Politics
2019.11.07 23:17 GMT+8

Macron warns of NATO's 'brain-death' amid U.S. concerns

Updated 2019.11.09 11:26 GMT+8
CGTN

France's president warned fellow European countries on Thursday that NATO was dying, citing a lack of coordination and U.S. unpredictability under President Donald Trump, comments quickly rejected as "drastic" by the German chancellor. 

In an interview with British weekly The Economist, Emmanuel Macron expressed doubt about U.S.-led NATO's security maxim that an attack on one ally is an attack on all, which has underpinned transatlantic ties since 1949, when the alliance was founded.

"What we are currently experiencing is the brain death of NATO," Macron said.
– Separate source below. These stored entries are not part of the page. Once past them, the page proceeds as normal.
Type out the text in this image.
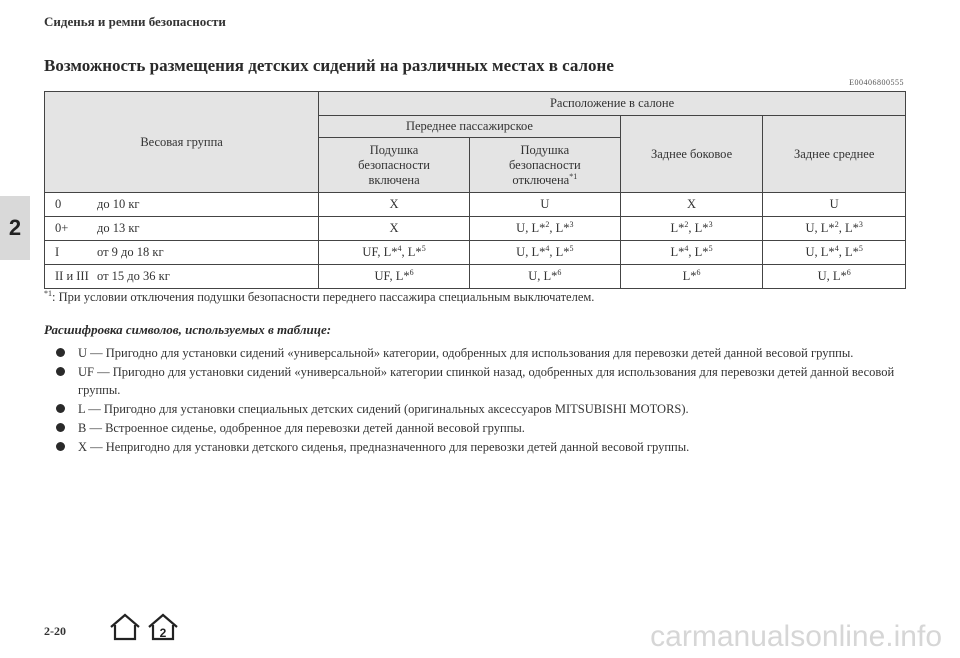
Сиденья и ремни безопасности
Возможность размещения детских сидений на различных местах в салоне
E00406800555
2
Весовая группа	Расположение в салоне			
	Переднее пассажирское		Заднее боковое	Заднее среднее

	Подушка безопасности включена	Подушка безопасности отключена$^{*1}$

0 до 10 кг	X	U	X	U
0+ до 13 кг	X	U, L*$^2$, L*$^3$	L*$^2$, L*$^3$	U, L*$^2$, L*$^3$
I от 9 до 18 кг	UF, L*$^4$, L*$^5$	U, L*$^4$, L*$^5$	L*$^4$, L*$^5$	U, L*$^4$, L*$^5$
II и III от 15 до 36 кг	UF, L*$^6$	U, L*$^6$	L*$^6$	U, L*$^6$
$^{*1}$: При условии отключения подушки безопасности переднего пассажира специальным выключателем.
Расшифровка символов, используемых в таблице:
U — Пригодно для установки сидений «универсальной» категории, одобренных для использования для перевозки детей данной весовой группы.
UF — Пригодно для установки сидений «универсальной» категории спинкой назад, одобренных для использования для перевозки детей данной весовой группы.
L — Пригодно для установки специальных детских сидений (оригинальных аксессуаров MITSUBISHI MOTORS).
B — Встроенное сиденье, одобренное для перевозки детей данной весовой группы.
X — Непригодно для установки детского сиденья, предназначенного для перевозки детей данной весовой группы.
2-20	2	carmanualsonline.info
Asked whether he still believed in the Article Five collective defense guarantee of NATO's treaty, Macron answered, "I don't know," although he said the United States would remain an ally.
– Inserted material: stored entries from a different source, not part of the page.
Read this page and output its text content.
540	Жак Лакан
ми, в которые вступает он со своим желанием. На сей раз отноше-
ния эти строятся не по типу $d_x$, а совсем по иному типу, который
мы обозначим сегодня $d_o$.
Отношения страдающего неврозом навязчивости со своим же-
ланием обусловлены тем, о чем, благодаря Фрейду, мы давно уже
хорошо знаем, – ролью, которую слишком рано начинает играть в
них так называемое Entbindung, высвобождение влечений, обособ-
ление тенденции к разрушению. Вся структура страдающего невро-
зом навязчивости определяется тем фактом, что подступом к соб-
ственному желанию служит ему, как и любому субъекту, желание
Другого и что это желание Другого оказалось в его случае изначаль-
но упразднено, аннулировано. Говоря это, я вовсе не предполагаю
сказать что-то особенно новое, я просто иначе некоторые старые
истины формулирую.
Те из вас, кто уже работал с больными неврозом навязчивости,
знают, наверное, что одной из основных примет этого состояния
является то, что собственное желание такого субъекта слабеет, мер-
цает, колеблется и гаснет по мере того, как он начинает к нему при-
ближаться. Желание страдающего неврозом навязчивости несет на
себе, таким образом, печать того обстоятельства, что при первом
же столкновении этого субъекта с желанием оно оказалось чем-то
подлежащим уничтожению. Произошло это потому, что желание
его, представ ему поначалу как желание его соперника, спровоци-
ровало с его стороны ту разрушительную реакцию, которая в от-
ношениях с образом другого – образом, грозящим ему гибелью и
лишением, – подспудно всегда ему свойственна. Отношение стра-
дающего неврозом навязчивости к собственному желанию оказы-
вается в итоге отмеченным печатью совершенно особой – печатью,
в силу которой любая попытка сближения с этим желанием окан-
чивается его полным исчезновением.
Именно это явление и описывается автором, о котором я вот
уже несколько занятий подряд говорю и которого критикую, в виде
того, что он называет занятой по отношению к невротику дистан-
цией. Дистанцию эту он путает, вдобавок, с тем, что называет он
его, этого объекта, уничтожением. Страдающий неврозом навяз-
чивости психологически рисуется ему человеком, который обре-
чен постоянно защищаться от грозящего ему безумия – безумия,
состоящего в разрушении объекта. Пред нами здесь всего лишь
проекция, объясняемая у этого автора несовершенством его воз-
French President Emmanuel Macron says U.S. President Donald Trump "doesn't share our idea of the European Project". (Credit: AP)
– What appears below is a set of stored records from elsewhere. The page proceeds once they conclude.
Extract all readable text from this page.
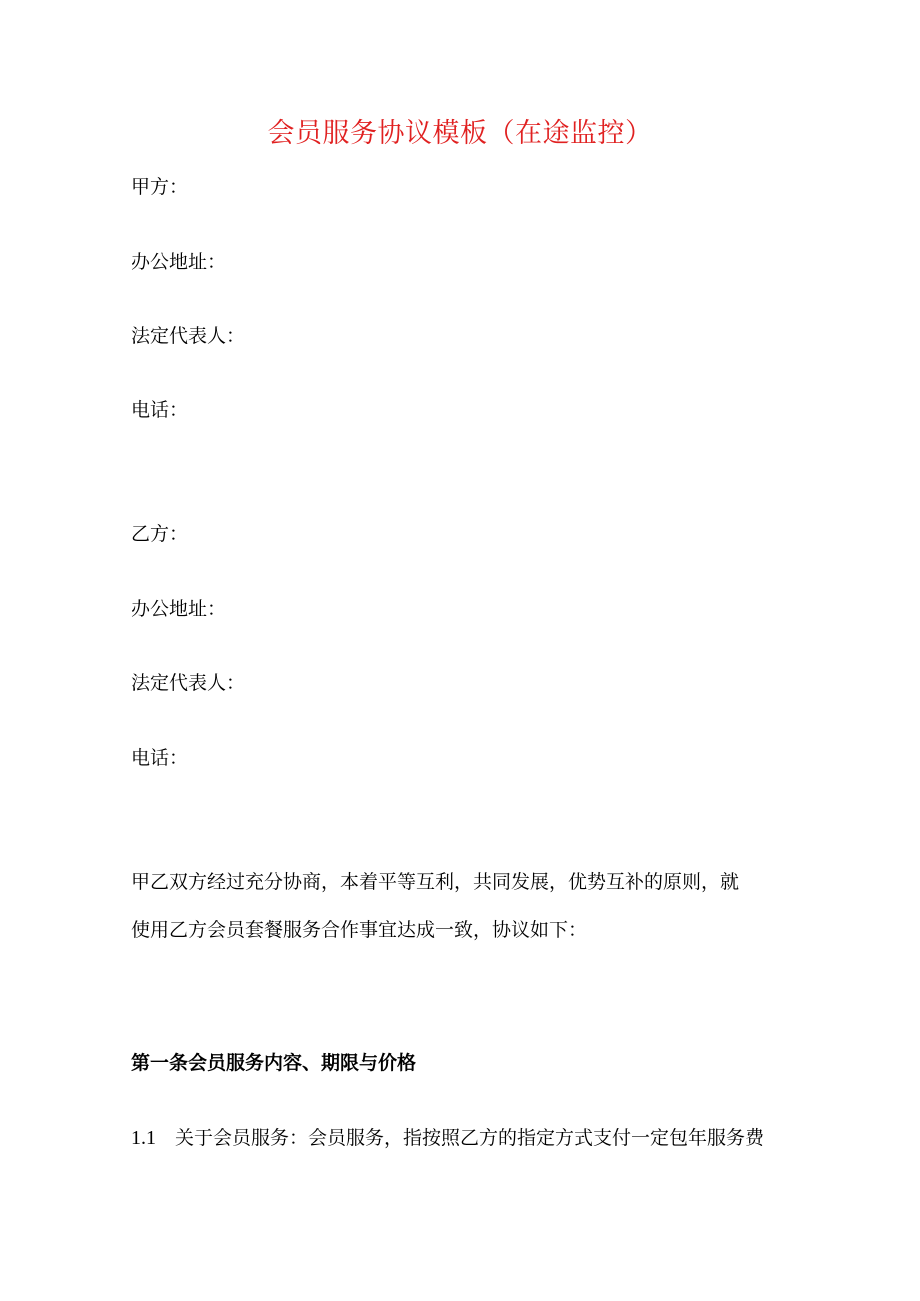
会员服务协议模板（在途监控）
甲方：
办公地址：
法定代表人：
电话：
乙方：
办公地址：
法定代表人：
电话：
甲乙双方经过充分协商，本着平等互利，共同发展，优势互补的原则，就
使用乙方会员套餐服务合作事宜达成一致，协议如下：
第一条会员服务内容、期限与价格
1.1 关于会员服务：会员服务，指按照乙方的指定方式支付一定包年服务费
Macron has said there is a lack of strategic coordination between European allies on the one hand and the United States and Turkey, with NATO's second largest military on the other.

While France has traditionally had an ambivalent role in NATO, taking no part in its strategic military planning from 1966 to 2009 despite being a founding member, Macron's comments – a month before NATO's December 4 summit in London – were unexpected.

German Chancellor Angela Merkel said he was overreacting.

"The French president has found rather drastic words to express his views. This is not how I see the state of cooperation at NATO," she told a news conference in Berlin alongside NATO Secretary-General Jens Stoltenberg.

In Russia, Macron's comments were hailed as an accurate depiction of NATO's state.

"Golden words … an exact definition of the current state of NATO," Maria Zakharova, the spokeswoman of Russia's Ministry of Foreign Affairs, wrote on her Facebook page.

Foreign Minister Sergey Lavrov on Friday said his country is still interested in building ties with the U.S.-led bloc, but when it gets back on track, "once NATO 'recovers,' we'll be right there."